- Slowing national economic growth (GDP - 2.2% in 2012, - 0.8 in 2013) mirrored by the non-payment trend among Italian businesses
- In 2012 the frequency of non-payments in the domestic market rose by 15% compared to 2011; higher for payments to exporters: + 16%
- Business sectors: Food sector suffering from strong price volatility; transport heavily affected by the cost of fuel; automotive still suffering from decreased demand. Slightly better news for household appliances, boosted by new high-tech products now entering homes
- Emilia Romagna, Piemonte and Marche regions are most affected by worsening indicators
- Early 2013 signals: a continued increase in domestic market non-payments, with a slight slowing from 2012. Some positive export market signs - in January the average amounts unpaid declined in the textile and mechanical sectors.
“The strong decline in household consumption, the sharp and restricted conditions related to credit access, combined with a heavily indebted financial structure, fed domestic market growth of B2B non-payments,” said Michele Pignotti, Head of Region Mediterranean Countries, Africa and Middle East. ”Many domestic market sectors are impacted: food in particular, affected by an inefficient distribution chain and growing costs for farmers; transport is heavily impacted by high fuel costs; automotive faced a strong decline in demand. Household appliances, the only sector showing positive signs, are boosted mainly by new high-tech products now entering homes.”
Pignotti added that for Italian exporters, increases in the average amount of non-payments created a worsening scenario especially in the chemical, commodity, mechanical and steel sectors. Countries with the highest rate of non-payments to Italian exporters include France, Germany, Poland, Romania and Turkey.
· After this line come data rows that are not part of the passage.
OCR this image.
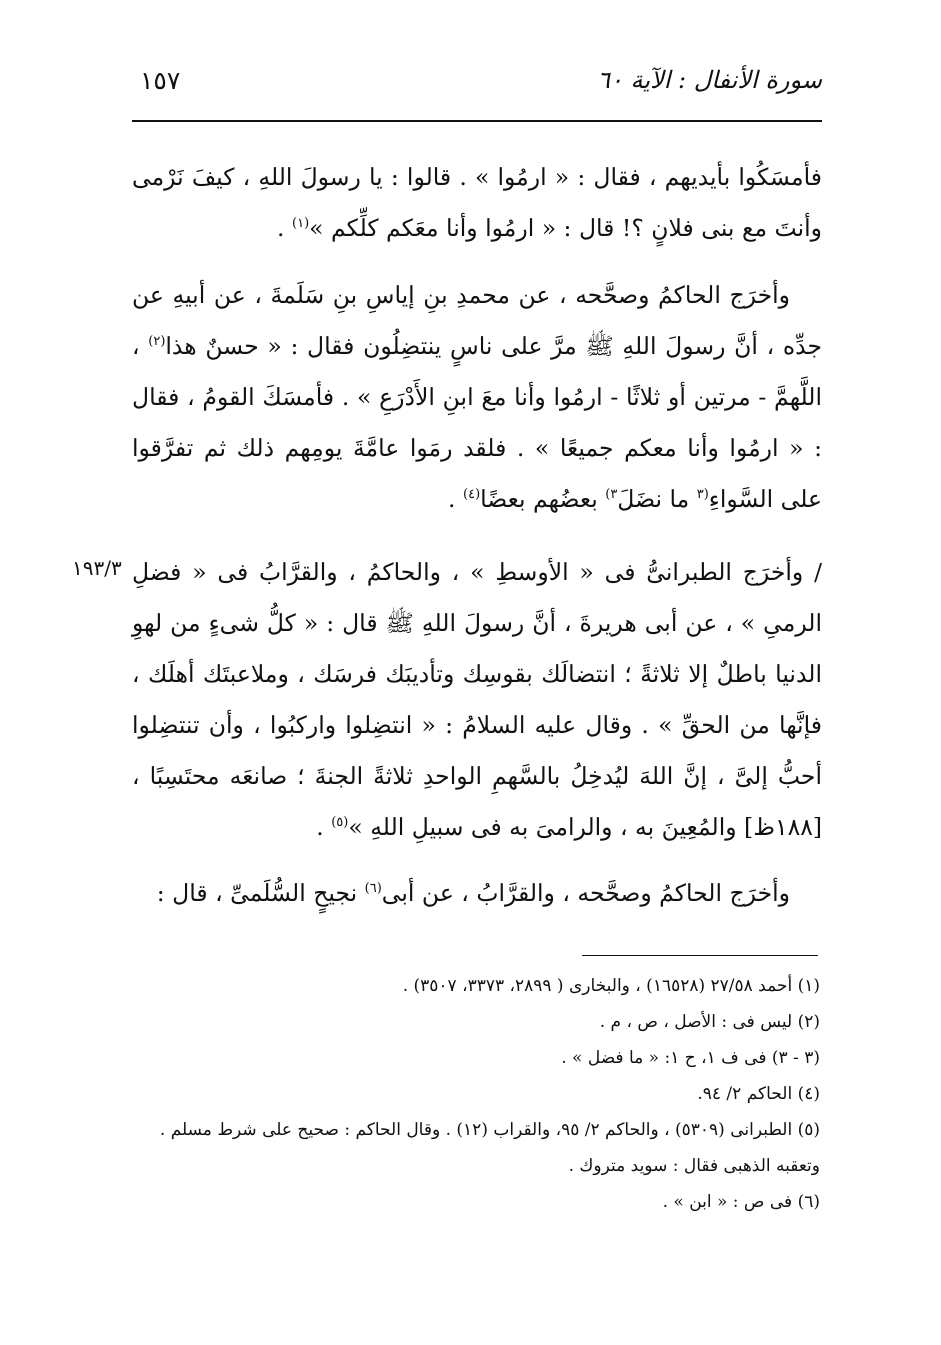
سورة الأنفال : الآية ٦٠
١٥٧

فأمسَكُوا بأيديهم ، فقال : « ارمُوا » . قالوا : يا رسولَ اللهِ ، كيفَ نَرْمى وأنتَ مع بنى فلانٍ ؟! قال : « ارمُوا وأنا معَكم كلِّكم »$^{(١)}$ .

وأخرَج الحاكمُ وصحَّحه ، عن محمدِ بنِ إياسِ بنِ سَلَمةَ ، عن أبيهِ عن جدِّه ، أنَّ رسولَ اللهِ ﷺ مرَّ على ناسٍ ينتضِلُون فقال : « حسنٌ هذا$^{(٢)}$ ، اللَّهمَّ - مرتين أو ثلاثًا - ارمُوا وأنا معَ ابنِ الأَدْرَعِ » . فأمسَكَ القومُ ، فقال : « ارمُوا وأنا معكم جميعًا » . فلقد رمَوا عامَّةَ يومِهم ذلك ثم تفرَّقوا على السَّواءِ$^{(٣}$ ما نضَلَ$^{٣)}$ بعضُهم بعضًا$^{(٤)}$ .

١٩٣/٣ / وأخرَج الطبرانىُّ فى « الأوسطِ » ، والحاكمُ ، والقرَّابُ فى « فضلِ الرمىِ » ، عن أبى هريرةَ ، أنَّ رسولَ اللهِ ﷺ قال : « كلُّ شىءٍ من لهوِ الدنيا باطلٌ إلا ثلاثةً ؛ انتضالَك بقوسِك وتأديبَك فرسَك ، وملاعبتَك أهلَك ، فإنَّها من الحقِّ » . وقال عليه السلامُ : « انتضِلوا واركبُوا ، وأن تنتضِلوا أحبُّ إلىَّ ، إنَّ اللهَ ليُدخِلُ بالسَّهمِ الواحدِ ثلاثةً الجنةَ ؛ صانعَه محتَسِبًا ، [١٨٨ظ] والمُعِينَ به ، والرامىَ به فى سبيلِ اللهِ »$^{(٥)}$ .

وأخرَج الحاكمُ وصحَّحه ، والقرَّابُ ، عن أبى$^{(٦)}$ نجيحٍ السُّلَمىِّ ، قال :

(١) أحمد ٢٧/٥٨ (١٦٥٢٨) ، والبخارى ( ٢٨٩٩، ٣٣٧٣، ٣٥٠٧) .

(٢) ليس فى : الأصل ، ص ، م .

(٣ - ٣) فى ف ١، ح ١: « ما فضل » .

(٤) الحاكم ٢/ ٩٤.

(٥) الطبرانى (٥٣٠٩) ، والحاكم ٢/ ٩٥، والقراب (١٢) . وقال الحاكم : صحيح على شرط مسلم .

وتعقبه الذهبى فقال : سويد متروك .

(٦) فى ص : « ابن » .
According to the report, initial 2013 signals indicate that the domestic market faces continued increases in non-payments, with a slight slowing compared to 2012. Some positive signs in the January export market: average amounts outstanding slowed in the textile and mechanical sector.
It also notes that the most serious phase of the international crisis appears to be over. Global growth is foreseen to increase by 2.5% in 2013 and by 3.2% in 2014. In 2013, more than half of world growth will effectively be recognized as deriving from emerging countries (China + 7,6%, India + 5,5%), which will collectively contribute almost 1.9 pp (about 75% of the total) vs. 2,1 pp in 2014 (60% of total). Italian economics worsened in the third quarter of 2012, and were also impacted by political uncertainty. 2013 forecasts indicate continued negative growth (- 0,8%). Industrial production dropped in 2012 and a recession is expected for the early months of 2013.
The Euler Hermes Non-Payments Report is a quarterly survey on payment trends among Italian businesses. Regional analyses are provided by business sector, based on daily payments monitoring recorded in Euler Hermes’ database of 450,000 Italian buyers. The survey offers a forecast of economic cycles and trends, and insights into complex financial-economic scenarios. Based on trend indicators - frequency (number) and severity (average amount) of non-payments – the survey is also a useful reference on annual statistics as well as in comparison to pre-2007 crisis levels.
(graphs available in the attached document)
Euler Hermes established its activities in Italy in 2002 acquiring the local trade credit insurer SIAC (Società italiana Assicurazione Crediti), which was originally founded in 1927. Euler Hermes Italy today employs 400 employees in its Rome headquarters and regional offices, serving more than 4,500 customers businesses across a range of sectors and sizes.